Restaurant information
- Established: 2015
- Owner: Bryan Jarr
- Location: 1432 Western Avenue, Seattle, King, Washington, United States
- Coordinates: 47°36′30″N 122°20′27″W﻿ / ﻿47.6083°N 122.3409°W

= JarrBar =

Defunct bar and restaurant in Seattle, Washington, U.S.

JarrBar was a bar and restaurant in Seattle, Washington, United States. It closed permanently in 2025.

== Description and history ==
JarrBar operated on Western Avenue at Pike Place Market. Bryan Jarr was the owner. Established in 2015, the business served small plates, including seafood and Spanish cuisine. Options included anchovies and piquillo peppers. JarrBar also served jars and tins of preserved fish and olives.

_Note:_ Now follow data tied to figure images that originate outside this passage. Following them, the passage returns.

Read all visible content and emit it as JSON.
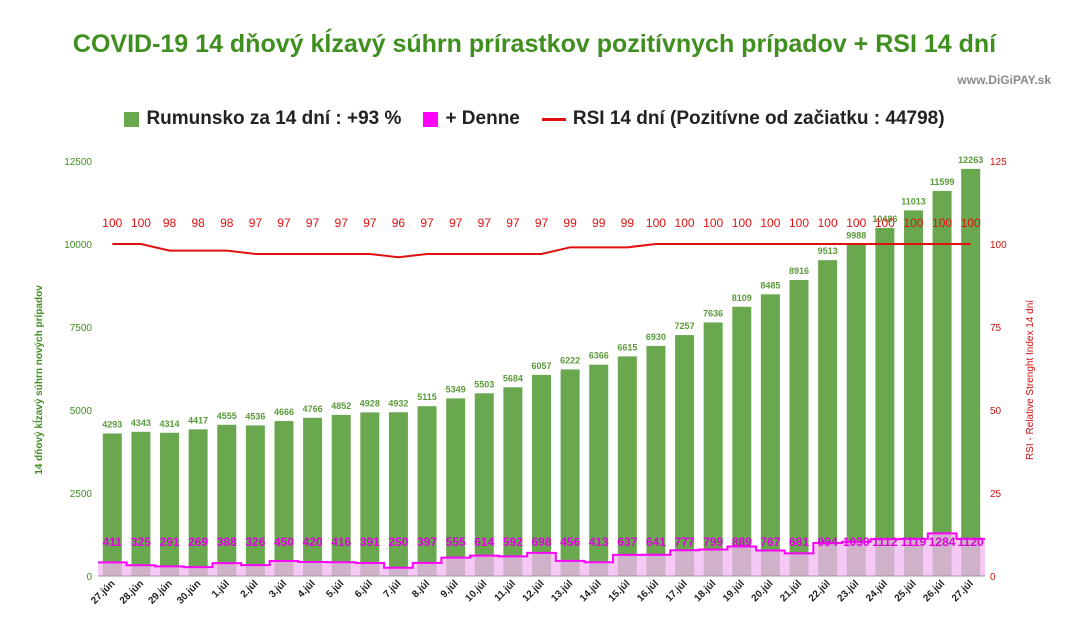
{
  "title": "COVID-19 14 dňový kĺzavý súhrn prírastkov pozitívnych prípadov + RSI 14 dní",
  "source": "www.DiGiPAY.sk",
  "colors": {
    "total": "#6aa84f",
    "daily": "#ff00ff",
    "daily_fill": "#f2b6f2",
    "rsi": "#e01010"
  },
  "legend": [
    {
      "label": "Rumunsko za 14 dní : +93 %",
      "color": "#6aa84f",
      "shape": "square"
    },
    {
      "label": "+ Denne",
      "color": "#ff00ff",
      "shape": "square"
    },
    {
      "label": "RSI 14 dní (Pozitívne od začiatku : 44798)",
      "color": "#e01010",
      "shape": "line"
    }
  ],
  "chart_data": {
    "type": "bar",
    "title": "COVID-19 14 dňový kĺzavý súhrn prírastkov pozitívnych prípadov + RSI 14 dní",
    "ylabel": "14 dňový kĺzavý súhrn nových prípadov",
    "y2label": "RSI - Relative Strenght Index 14 dní",
    "ylim": [
      0,
      12500
    ],
    "y2lim": [
      0,
      125
    ],
    "yticks": [
      0,
      2500,
      5000,
      7500,
      10000,
      12500
    ],
    "y2ticks": [
      0,
      25,
      50,
      75,
      100,
      125
    ],
    "grid": false,
    "legend_position": "top",
    "categories": [
      "27.jún",
      "28.jún",
      "29.jún",
      "30.jún",
      "1.júl",
      "2.júl",
      "3.júl",
      "4.júl",
      "5.júl",
      "6.júl",
      "7.júl",
      "8.júl",
      "9.júl",
      "10.júl",
      "11.júl",
      "12.júl",
      "13.júl",
      "14.júl",
      "15.júl",
      "16.júl",
      "17.júl",
      "18.júl",
      "19.júl",
      "20.júl",
      "21.júl",
      "22.júl",
      "23.júl",
      "24.júl",
      "25.júl",
      "26.júl",
      "27.júl"
    ],
    "series": [
      {
        "name": "Rumunsko za 14 dní : +93 %",
        "type": "bar",
        "axis": "left",
        "values": [
          4293,
          4343,
          4314,
          4417,
          4555,
          4536,
          4666,
          4766,
          4852,
          4928,
          4932,
          5115,
          5349,
          5503,
          5684,
          6057,
          6222,
          6366,
          6615,
          6930,
          7257,
          7636,
          8109,
          8485,
          8916,
          9513,
          9988,
          10486,
          11013,
          11599,
          12263
        ]
      },
      {
        "name": "+ Denne",
        "type": "step-area",
        "axis": "left",
        "values": [
          411,
          325,
          291,
          269,
          388,
          326,
          450,
          420,
          416,
          391,
          250,
          397,
          555,
          614,
          592,
          698,
          456,
          413,
          637,
          641,
          777,
          799,
          889,
          767,
          681,
          994,
          1030,
          1112,
          1119,
          1284,
          1120
        ]
      },
      {
        "name": "RSI 14 dní (Pozitívne od začiatku : 44798)",
        "type": "line",
        "axis": "right",
        "values": [
          100,
          100,
          98,
          98,
          98,
          97,
          97,
          97,
          97,
          97,
          96,
          97,
          97,
          97,
          97,
          97,
          99,
          99,
          99,
          100,
          100,
          100,
          100,
          100,
          100,
          100,
          100,
          100,
          100,
          100,
          100
        ]
      }
    ]
  }
}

In 2017, American chef Andrew Zimmern visited JarrBar while filming for the television series The Zimmern List. JarrBar closed permanently in 2025.

== Reception ==
Aimee Rizzo of The Infatuation wrote, "Pike Place is kind of a crowded mess, but Jarrbar is a little cocktail bar removed from all of the craziness. It reminds us of a galley-style kitchen in a studio apartment, but we can't think of anywhere else we’d rather drink a gin fizz alongside some jamon Iberico and crackers. We also really like the smoked salmon rilettes."